Building Your Family Tree: The Tortoise Approach to Genealogical Success

The race between the tortoise and the hare offers a timeless lesson—one that applies perfectly to genealogy. The hare sprinted ahead with enthusiasm but lost focus, while the tortoise moved steadily, methodically, and ultimately crossed the finish line. When building your family tree, especially as a beginner, embrace the tortoise’s wisdom.
Why Speed Can Lead You Astray
It’s tempting to accept every hint and suggestion that genealogy websites offer. These platforms are designed to be helpful, showing you potential relatives and connections with just a few clicks. However, hints are generated by algorithms, not historians. They’re educated guesses based on matching names, dates, and locations—but they’re not always accurate. A hint might lead you down a rabbit hole, connecting you to the wrong branch of your family entirely, wasting hours of research and potentially corrupting your family tree with false information.
The Foundation: Sources and Documentation
Here’s what separates a solid family tree from a flawed one: sources and documentation. Every ancestor and relative you add to your tree should be supported by evidence. When you encounter a hint, treat it as a starting point, not a conclusion.

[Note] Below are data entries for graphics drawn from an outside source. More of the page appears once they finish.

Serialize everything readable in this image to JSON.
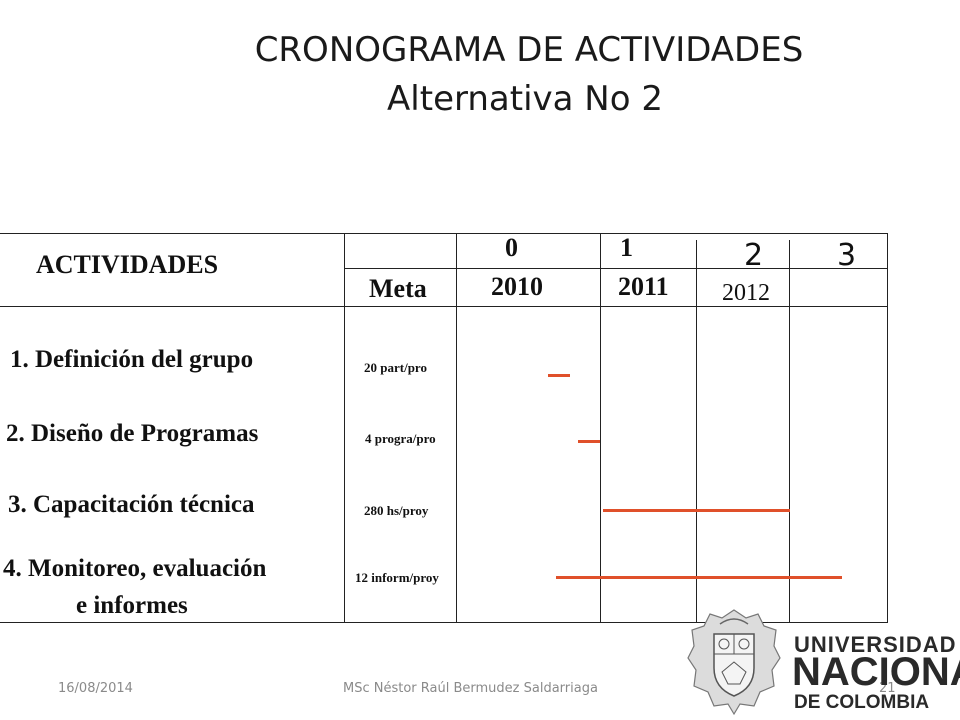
{
  "title": {
    "line1": "CRONOGRAMA DE ACTIVIDADES",
    "line2": "Alternativa No 2"
  },
  "table": {
    "header": {
      "activities_label": "ACTIVIDADES",
      "meta_label": "Meta",
      "periods": [
        {
          "number": "0",
          "year": "2010"
        },
        {
          "number": "1",
          "year": "2011"
        },
        {
          "number": "2",
          "year": "2012"
        },
        {
          "number": "3",
          "year": ""
        }
      ]
    },
    "rows": [
      {
        "activity": "1. Definición del grupo",
        "meta": "20 part/pro"
      },
      {
        "activity": "2. Diseño de Programas",
        "meta": "4 progra/pro"
      },
      {
        "activity": "3. Capacitación técnica",
        "meta": "280 hs/proy"
      },
      {
        "activity_line1": "4. Monitoreo, evaluación",
        "activity_line2": "e informes",
        "meta": "12 inform/proy"
      }
    ],
    "bar_color": "#e0502a"
  },
  "footer": {
    "date": "16/08/2014",
    "author": "MSc Néstor Raúl Bermudez Saldarriaga",
    "page_number": "21"
  },
  "logo": {
    "line1": "UNIVERSIDAD",
    "line2": "NACIONAL",
    "line3": "DE COLOMBIA"
  }
}
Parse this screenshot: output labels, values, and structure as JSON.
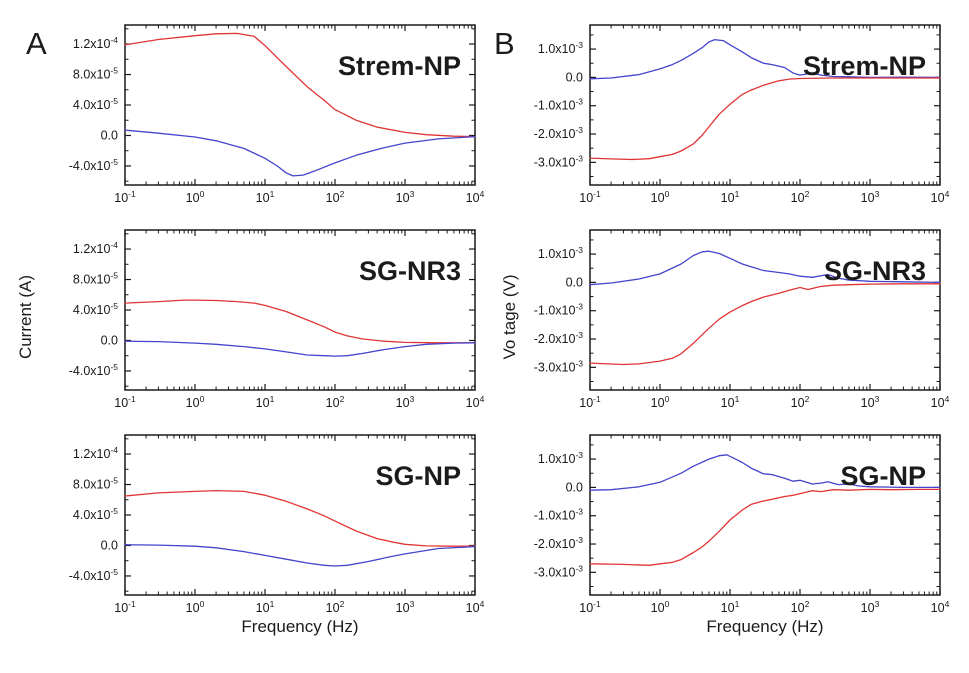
{
  "figure": {
    "background": "#ffffff",
    "colors": {
      "red_series": "#e03434",
      "blue_series": "#4444cc",
      "axis": "#1a1a1a",
      "text": "#1b1b1b"
    },
    "columns": [
      {
        "letter": "A",
        "y_axis_title": "Current (A)",
        "x_axis_title": "Frequency (Hz)",
        "chart_indexes": [
          0,
          1,
          2
        ]
      },
      {
        "letter": "B",
        "y_axis_title": "Vo tage (V)",
        "x_axis_title": "Frequency (Hz)",
        "chart_indexes": [
          3,
          4,
          5
        ]
      }
    ]
  },
  "chart_data": [
    {
      "type": "line",
      "panel": "A",
      "label": "Strem-NP",
      "xlabel": "Frequency (Hz)",
      "ylabel": "Current (A)",
      "xscale": "log",
      "xlim": [
        0.1,
        10000
      ],
      "ylim": [
        -6.5e-05,
        0.000145
      ],
      "grid": false,
      "legend": "none",
      "xticks": {
        "values": [
          0.1,
          1,
          10,
          100,
          1000,
          10000
        ],
        "labels": [
          "10^-1",
          "10^0",
          "10^1",
          "10^2",
          "10^3",
          "10^4"
        ]
      },
      "yticks": {
        "values": [
          0.00012,
          8e-05,
          4e-05,
          0,
          -4e-05
        ],
        "labels": [
          "1.2x10^-4",
          "8.0x10^-5",
          "4.0x10^-5",
          "0.0",
          "-4.0x10^-5"
        ]
      },
      "series": [
        {
          "name": "red",
          "color": "#e03434",
          "x": [
            0.1,
            0.3,
            1,
            2,
            4,
            7,
            10,
            15,
            25,
            40,
            70,
            100,
            200,
            400,
            1000,
            2000,
            5000,
            10000
          ],
          "y": [
            0.000119,
            0.000126,
            0.000131,
            0.0001335,
            0.000134,
            0.00013,
            0.000118,
            0.000102,
            8.2e-05,
            6.4e-05,
            4.6e-05,
            3.4e-05,
            2e-05,
            1.1e-05,
            4e-06,
            1e-06,
            -1e-06,
            -1.5e-06
          ]
        },
        {
          "name": "blue",
          "color": "#4444cc",
          "x": [
            0.1,
            0.3,
            1,
            2,
            5,
            10,
            15,
            20,
            25,
            35,
            50,
            100,
            200,
            500,
            1000,
            3000,
            10000
          ],
          "y": [
            7e-06,
            3e-06,
            -2e-06,
            -7e-06,
            -1.7e-05,
            -3e-05,
            -4e-05,
            -4.9e-05,
            -5.3e-05,
            -5.2e-05,
            -4.7e-05,
            -3.6e-05,
            -2.6e-05,
            -1.6e-05,
            -1e-05,
            -4.5e-06,
            -1.5e-06
          ]
        }
      ]
    },
    {
      "type": "line",
      "panel": "A",
      "label": "SG-NR3",
      "xlabel": "Frequency (Hz)",
      "ylabel": "Current (A)",
      "xscale": "log",
      "xlim": [
        0.1,
        10000
      ],
      "ylim": [
        -6.5e-05,
        0.000145
      ],
      "grid": false,
      "legend": "none",
      "xticks": {
        "values": [
          0.1,
          1,
          10,
          100,
          1000,
          10000
        ],
        "labels": [
          "10^-1",
          "10^0",
          "10^1",
          "10^2",
          "10^3",
          "10^4"
        ]
      },
      "yticks": {
        "values": [
          0.00012,
          8e-05,
          4e-05,
          0,
          -4e-05
        ],
        "labels": [
          "1.2x10^-4",
          "8.0x10^-5",
          "4.0x10^-5",
          "0.0",
          "-4.0x10^-5"
        ]
      },
      "series": [
        {
          "name": "red",
          "color": "#e03434",
          "x": [
            0.1,
            0.3,
            0.7,
            1,
            2,
            4,
            7,
            10,
            20,
            40,
            70,
            100,
            150,
            250,
            500,
            1000,
            3000,
            10000
          ],
          "y": [
            4.9e-05,
            5.1e-05,
            5.3e-05,
            5.3e-05,
            5.25e-05,
            5.1e-05,
            4.9e-05,
            4.6e-05,
            3.8e-05,
            2.7e-05,
            1.8e-05,
            1.1e-05,
            6e-06,
            2e-06,
            -1e-06,
            -2.5e-06,
            -3e-06,
            -3e-06
          ]
        },
        {
          "name": "blue",
          "color": "#4444cc",
          "x": [
            0.1,
            0.3,
            1,
            2,
            5,
            10,
            20,
            40,
            70,
            100,
            150,
            250,
            500,
            1000,
            2000,
            5000,
            10000
          ],
          "y": [
            -1e-06,
            -1.5e-06,
            -3.5e-06,
            -5e-06,
            -8e-06,
            -1.1e-05,
            -1.5e-05,
            -1.9e-05,
            -2e-05,
            -2.05e-05,
            -2e-05,
            -1.7e-05,
            -1.2e-05,
            -8e-06,
            -5e-06,
            -3.5e-06,
            -3e-06
          ]
        }
      ]
    },
    {
      "type": "line",
      "panel": "A",
      "label": "SG-NP",
      "xlabel": "Frequency (Hz)",
      "ylabel": "Current (A)",
      "xscale": "log",
      "xlim": [
        0.1,
        10000
      ],
      "ylim": [
        -6.5e-05,
        0.000145
      ],
      "grid": false,
      "legend": "none",
      "xticks": {
        "values": [
          0.1,
          1,
          10,
          100,
          1000,
          10000
        ],
        "labels": [
          "10^-1",
          "10^0",
          "10^1",
          "10^2",
          "10^3",
          "10^4"
        ]
      },
      "yticks": {
        "values": [
          0.00012,
          8e-05,
          4e-05,
          0,
          -4e-05
        ],
        "labels": [
          "1.2x10^-4",
          "8.0x10^-5",
          "4.0x10^-5",
          "0.0",
          "-4.0x10^-5"
        ]
      },
      "series": [
        {
          "name": "red",
          "color": "#e03434",
          "x": [
            0.1,
            0.3,
            1,
            2,
            5,
            10,
            20,
            40,
            70,
            100,
            200,
            400,
            700,
            1000,
            2000,
            5000,
            10000
          ],
          "y": [
            6.5e-05,
            6.9e-05,
            7.1e-05,
            7.2e-05,
            7.1e-05,
            6.6e-05,
            5.8e-05,
            4.8e-05,
            3.9e-05,
            3.2e-05,
            1.9e-05,
            9e-06,
            4e-06,
            1.5e-06,
            -5e-07,
            -1e-06,
            -1e-06
          ]
        },
        {
          "name": "blue",
          "color": "#4444cc",
          "x": [
            0.1,
            0.3,
            1,
            2,
            5,
            10,
            20,
            40,
            70,
            100,
            150,
            300,
            600,
            1000,
            3000,
            10000
          ],
          "y": [
            1e-06,
            5e-07,
            -1e-06,
            -3e-06,
            -8e-06,
            -1.3e-05,
            -1.8e-05,
            -2.3e-05,
            -2.6e-05,
            -2.7e-05,
            -2.6e-05,
            -2.1e-05,
            -1.5e-05,
            -1.1e-05,
            -4e-06,
            -1.5e-06
          ]
        }
      ]
    },
    {
      "type": "line",
      "panel": "B",
      "label": "Strem-NP",
      "xlabel": "Frequency (Hz)",
      "ylabel": "Vo tage (V)",
      "xscale": "log",
      "xlim": [
        0.1,
        10000
      ],
      "ylim": [
        -0.0038,
        0.00185
      ],
      "grid": false,
      "legend": "none",
      "xticks": {
        "values": [
          0.1,
          1,
          10,
          100,
          1000,
          10000
        ],
        "labels": [
          "10^-1",
          "10^0",
          "10^1",
          "10^2",
          "10^3",
          "10^4"
        ]
      },
      "yticks": {
        "values": [
          0.001,
          0,
          -0.001,
          -0.002,
          -0.003
        ],
        "labels": [
          "1.0x10^-3",
          "0.0",
          "-1.0x10^-3",
          "-2.0x10^-3",
          "-3.0x10^-3"
        ]
      },
      "series": [
        {
          "name": "blue",
          "color": "#4444cc",
          "x": [
            0.1,
            0.2,
            0.5,
            1,
            1.5,
            2,
            3,
            4,
            5,
            6,
            8,
            10,
            15,
            20,
            30,
            40,
            60,
            80,
            100,
            150,
            200,
            300,
            500,
            1000,
            3000,
            10000
          ],
          "y": [
            -5e-05,
            -2e-05,
            0.0001,
            0.0003,
            0.00045,
            0.0006,
            0.00085,
            0.00105,
            0.00125,
            0.00133,
            0.0013,
            0.00115,
            0.0009,
            0.0007,
            0.0005,
            0.00045,
            0.00035,
            0.00015,
            8e-05,
            0.00015,
            8e-05,
            3e-05,
            2e-05,
            0,
            1e-05,
            0
          ]
        },
        {
          "name": "red",
          "color": "#e03434",
          "x": [
            0.1,
            0.2,
            0.4,
            0.7,
            1,
            1.5,
            2,
            3,
            4,
            5,
            7,
            10,
            15,
            20,
            30,
            50,
            70,
            100,
            300,
            1000,
            10000
          ],
          "y": [
            -0.00285,
            -0.00288,
            -0.0029,
            -0.00287,
            -0.0028,
            -0.00272,
            -0.0026,
            -0.00235,
            -0.00205,
            -0.00175,
            -0.0013,
            -0.00095,
            -0.0006,
            -0.00045,
            -0.00028,
            -0.00012,
            -6e-05,
            -4e-05,
            -2e-05,
            -2e-05,
            -2e-05
          ]
        }
      ]
    },
    {
      "type": "line",
      "panel": "B",
      "label": "SG-NR3",
      "xlabel": "Frequency (Hz)",
      "ylabel": "Vo tage (V)",
      "xscale": "log",
      "xlim": [
        0.1,
        10000
      ],
      "ylim": [
        -0.0038,
        0.00185
      ],
      "grid": false,
      "legend": "none",
      "xticks": {
        "values": [
          0.1,
          1,
          10,
          100,
          1000,
          10000
        ],
        "labels": [
          "10^-1",
          "10^0",
          "10^1",
          "10^2",
          "10^3",
          "10^4"
        ]
      },
      "yticks": {
        "values": [
          0.001,
          0,
          -0.001,
          -0.002,
          -0.003
        ],
        "labels": [
          "1.0x10^-3",
          "0.0",
          "-1.0x10^-3",
          "-2.0x10^-3",
          "-3.0x10^-3"
        ]
      },
      "series": [
        {
          "name": "blue",
          "color": "#4444cc",
          "x": [
            0.1,
            0.2,
            0.5,
            1,
            2,
            3,
            4,
            5,
            7,
            10,
            15,
            20,
            30,
            50,
            70,
            100,
            150,
            250,
            350,
            500,
            1000,
            3000,
            10000
          ],
          "y": [
            -8e-05,
            -2e-05,
            0.00012,
            0.0003,
            0.00065,
            0.00095,
            0.00108,
            0.0011,
            0.00102,
            0.00085,
            0.00065,
            0.00055,
            0.00042,
            0.00035,
            0.0003,
            0.00022,
            0.00018,
            0.00028,
            0.00015,
            8e-05,
            4e-05,
            2e-05,
            0
          ]
        },
        {
          "name": "red",
          "color": "#e03434",
          "x": [
            0.1,
            0.3,
            0.5,
            1,
            1.5,
            2,
            3,
            4,
            5,
            7,
            10,
            15,
            20,
            30,
            50,
            70,
            100,
            130,
            200,
            300,
            500,
            1000,
            3000,
            10000
          ],
          "y": [
            -0.00285,
            -0.0029,
            -0.00288,
            -0.00278,
            -0.00268,
            -0.00252,
            -0.00215,
            -0.00185,
            -0.00162,
            -0.0013,
            -0.00105,
            -0.00082,
            -0.00068,
            -0.00052,
            -0.00038,
            -0.00028,
            -0.00018,
            -0.00025,
            -0.00014,
            -0.0001,
            -8e-05,
            -6e-05,
            -5e-05,
            -5e-05
          ]
        }
      ]
    },
    {
      "type": "line",
      "panel": "B",
      "label": "SG-NP",
      "xlabel": "Frequency (Hz)",
      "ylabel": "Vo tage (V)",
      "xscale": "log",
      "xlim": [
        0.1,
        10000
      ],
      "ylim": [
        -0.0038,
        0.00185
      ],
      "grid": false,
      "legend": "none",
      "xticks": {
        "values": [
          0.1,
          1,
          10,
          100,
          1000,
          10000
        ],
        "labels": [
          "10^-1",
          "10^0",
          "10^1",
          "10^2",
          "10^3",
          "10^4"
        ]
      },
      "yticks": {
        "values": [
          0.001,
          0,
          -0.001,
          -0.002,
          -0.003
        ],
        "labels": [
          "1.0x10^-3",
          "0.0",
          "-1.0x10^-3",
          "-2.0x10^-3",
          "-3.0x10^-3"
        ]
      },
      "series": [
        {
          "name": "blue",
          "color": "#4444cc",
          "x": [
            0.1,
            0.2,
            0.5,
            1,
            2,
            3,
            5,
            7,
            9,
            12,
            15,
            20,
            30,
            40,
            60,
            80,
            100,
            150,
            200,
            250,
            350,
            500,
            700,
            1000,
            3000,
            10000
          ],
          "y": [
            -0.0001,
            -8e-05,
            2e-05,
            0.00018,
            0.0005,
            0.00075,
            0.001,
            0.00112,
            0.00115,
            0.001,
            0.00088,
            0.00068,
            0.00048,
            0.00045,
            0.00032,
            0.00022,
            0.00025,
            0.00012,
            0.00015,
            0.0002,
            0.0001,
            0.00012,
            5e-05,
            2e-05,
            0,
            0
          ]
        },
        {
          "name": "red",
          "color": "#e03434",
          "x": [
            0.1,
            0.3,
            0.7,
            1,
            1.5,
            2,
            3,
            4,
            5,
            7,
            10,
            15,
            20,
            30,
            40,
            60,
            80,
            100,
            150,
            200,
            300,
            500,
            1000,
            2000,
            5000,
            10000
          ],
          "y": [
            -0.0027,
            -0.00272,
            -0.00275,
            -0.0027,
            -0.00265,
            -0.00255,
            -0.0023,
            -0.0021,
            -0.0019,
            -0.00155,
            -0.00115,
            -0.0008,
            -0.0006,
            -0.00048,
            -0.00042,
            -0.00032,
            -0.00028,
            -0.00022,
            -0.00012,
            -0.00015,
            -8e-05,
            -0.0001,
            -7e-05,
            -8e-05,
            -7e-05,
            -7e-05
          ]
        }
      ]
    }
  ]
}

Document multiple sources for each person you add to your tree. These sources might include:
- Birth, marriage, and death certificates
- Census records
- Church records
- Newspaper articles
- Land deeds or property records
- Military records
- Family letters or photographs
When you gather multiple sources that point to the same information, you’ve verified the hint’s accuracy. When sources contradict each other, you’ve discovered an inconsistency worth investigating further. Either way, you’re building knowledge, not just a list of names.
Building Methodically: Your Step-by-Step Approach
Start with what you know. Begin with yourself and work backward through your parents, grandparents, and great-grandparents. Document each generation thoroughly before moving to the next.
Establish a solid paper trail. Before accepting a hint, research it independently. Look for corroborating evidence. Compare new information to your known family tree and spot inconsistencies. If something doesn’t fit, dig deeper rather than forcing it into place.
Keep organized records. Maintain a fact-checked master list of dates and events as you research. Use consistent date formatting throughout your work. Note where each piece of information came from and what questions remain unanswered.
Verify hints carefully. When a website suggests a connection, ask yourself: Does this match what I already know? Are there multiple sources supporting this? Could this person be a different individual with a similar name?
The Reward of Patience
Building your family tree methodically takes longer than clicking through hints, but the result is a family history you can trust and share with confidence. Your descendants will appreciate the careful work you’ve done, knowing that the stories and connections in your tree are grounded in evidence.
Be the tortoise. Move steadily. Document thoroughly. Verify carefully. Your family tree will be richer, more accurate, and infinitely more meaningful for the time you invest in doing it right.